Un chiffre frappant qui illustre l’instabilité persistante du club olympien sur son banc depuis plus de 26 ans. Aucun autre pensionnaire de l’élite n’a connu une telle succession de techniciens sur la même période.
Au fil des saisons, les cycles se sont enchaînés, parfois interrompus brutalement malgré des résultats corrects. Cette culture de l’urgence s’est progressivement installée à Marseille, rendant difficile toute construction sur la durée.
Une instabilité devenue structurelle
Cette rotation permanente interroge la continuité du projet sportif. Chaque nouvel entraîneur arrive avec ses idées, ses méthodes et souvent ses propres choix en matière de recrutement.
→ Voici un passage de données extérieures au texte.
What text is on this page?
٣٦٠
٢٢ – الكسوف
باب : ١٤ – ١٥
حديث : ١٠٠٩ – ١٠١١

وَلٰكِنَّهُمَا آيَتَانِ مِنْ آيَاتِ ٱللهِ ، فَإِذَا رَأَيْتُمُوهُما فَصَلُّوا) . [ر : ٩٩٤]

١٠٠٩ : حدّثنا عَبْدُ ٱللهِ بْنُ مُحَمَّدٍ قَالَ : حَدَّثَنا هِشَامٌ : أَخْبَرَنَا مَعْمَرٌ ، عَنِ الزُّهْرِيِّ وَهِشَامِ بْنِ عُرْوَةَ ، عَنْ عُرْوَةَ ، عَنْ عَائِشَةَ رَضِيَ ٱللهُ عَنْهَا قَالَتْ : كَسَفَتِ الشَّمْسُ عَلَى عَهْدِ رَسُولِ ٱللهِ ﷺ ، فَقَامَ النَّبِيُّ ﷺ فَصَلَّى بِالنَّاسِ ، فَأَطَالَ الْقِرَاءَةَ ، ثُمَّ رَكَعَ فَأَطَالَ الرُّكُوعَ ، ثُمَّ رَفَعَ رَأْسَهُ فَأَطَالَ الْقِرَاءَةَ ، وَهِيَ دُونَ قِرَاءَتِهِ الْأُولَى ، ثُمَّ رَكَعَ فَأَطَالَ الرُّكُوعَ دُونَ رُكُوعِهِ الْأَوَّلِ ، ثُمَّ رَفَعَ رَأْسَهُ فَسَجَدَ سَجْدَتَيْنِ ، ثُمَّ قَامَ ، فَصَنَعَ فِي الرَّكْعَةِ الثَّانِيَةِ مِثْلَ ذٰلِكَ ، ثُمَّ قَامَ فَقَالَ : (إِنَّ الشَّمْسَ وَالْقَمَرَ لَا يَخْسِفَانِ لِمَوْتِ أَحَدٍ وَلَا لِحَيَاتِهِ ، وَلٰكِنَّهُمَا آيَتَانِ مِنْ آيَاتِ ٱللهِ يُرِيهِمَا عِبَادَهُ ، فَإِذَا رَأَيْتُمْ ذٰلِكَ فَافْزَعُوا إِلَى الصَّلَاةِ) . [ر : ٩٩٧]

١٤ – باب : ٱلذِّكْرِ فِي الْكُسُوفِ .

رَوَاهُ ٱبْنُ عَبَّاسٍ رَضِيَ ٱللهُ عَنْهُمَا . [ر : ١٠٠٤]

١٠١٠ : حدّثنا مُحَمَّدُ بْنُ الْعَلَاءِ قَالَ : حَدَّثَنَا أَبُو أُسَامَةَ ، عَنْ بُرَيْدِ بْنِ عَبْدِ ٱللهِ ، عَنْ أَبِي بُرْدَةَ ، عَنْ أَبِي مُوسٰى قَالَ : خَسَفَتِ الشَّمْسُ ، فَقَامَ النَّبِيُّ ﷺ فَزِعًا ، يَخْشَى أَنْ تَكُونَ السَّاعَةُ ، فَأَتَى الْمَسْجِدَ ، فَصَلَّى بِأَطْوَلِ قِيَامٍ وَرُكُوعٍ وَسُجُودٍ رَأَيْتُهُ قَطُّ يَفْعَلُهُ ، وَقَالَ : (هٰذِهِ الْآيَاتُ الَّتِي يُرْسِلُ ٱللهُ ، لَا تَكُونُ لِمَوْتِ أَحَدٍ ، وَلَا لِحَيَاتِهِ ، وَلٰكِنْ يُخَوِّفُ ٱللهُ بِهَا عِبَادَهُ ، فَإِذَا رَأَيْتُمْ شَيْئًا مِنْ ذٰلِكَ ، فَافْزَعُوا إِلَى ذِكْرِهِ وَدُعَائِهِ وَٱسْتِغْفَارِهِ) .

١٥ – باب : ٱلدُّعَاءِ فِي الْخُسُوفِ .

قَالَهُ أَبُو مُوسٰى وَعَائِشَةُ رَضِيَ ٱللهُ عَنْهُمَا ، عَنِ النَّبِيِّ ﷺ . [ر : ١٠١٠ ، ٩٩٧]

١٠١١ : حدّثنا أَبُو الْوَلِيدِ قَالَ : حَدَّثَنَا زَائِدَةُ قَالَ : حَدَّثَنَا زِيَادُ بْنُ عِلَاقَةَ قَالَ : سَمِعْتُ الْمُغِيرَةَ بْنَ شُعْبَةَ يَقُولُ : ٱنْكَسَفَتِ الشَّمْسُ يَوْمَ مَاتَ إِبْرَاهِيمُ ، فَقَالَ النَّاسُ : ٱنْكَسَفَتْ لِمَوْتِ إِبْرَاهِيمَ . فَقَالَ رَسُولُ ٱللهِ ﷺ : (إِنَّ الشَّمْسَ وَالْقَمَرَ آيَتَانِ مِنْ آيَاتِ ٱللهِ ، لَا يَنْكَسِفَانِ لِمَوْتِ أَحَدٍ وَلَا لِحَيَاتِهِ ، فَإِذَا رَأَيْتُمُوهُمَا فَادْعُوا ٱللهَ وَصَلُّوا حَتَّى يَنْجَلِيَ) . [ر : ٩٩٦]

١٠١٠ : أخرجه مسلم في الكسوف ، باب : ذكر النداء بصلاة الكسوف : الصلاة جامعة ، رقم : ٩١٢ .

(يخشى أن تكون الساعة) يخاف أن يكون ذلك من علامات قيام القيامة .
L’effectif évolue donc régulièrement, et l’identité de jeu peine à s’ancrer dans le temps.
Dans ce contexte, la direction doit désormais agir vite pour préparer la succession. Habib Beye, récemment parti de Rennes, a été sollicité, sans qu’une offre ne soit formulée à ce stade.
De son côté, Sergio Conceição, actuellement en poste à Al-Ittihad, reste intéressé par le projet marseillais. Mais sa clause libératoire fixée à 4,5 millions d’euros rend le dossier complexe. Le nom d’Éric Chelle, sélectionneur du Nigeria, a également été proposé.
Ce 32e changement dépasse ainsi la simple statistique : il symbolise un défi majeur pour l’OM, celui de trouver enfin la stabilité indispensable pour rivaliser durablement en Ligue 1 et sur la scène européenne.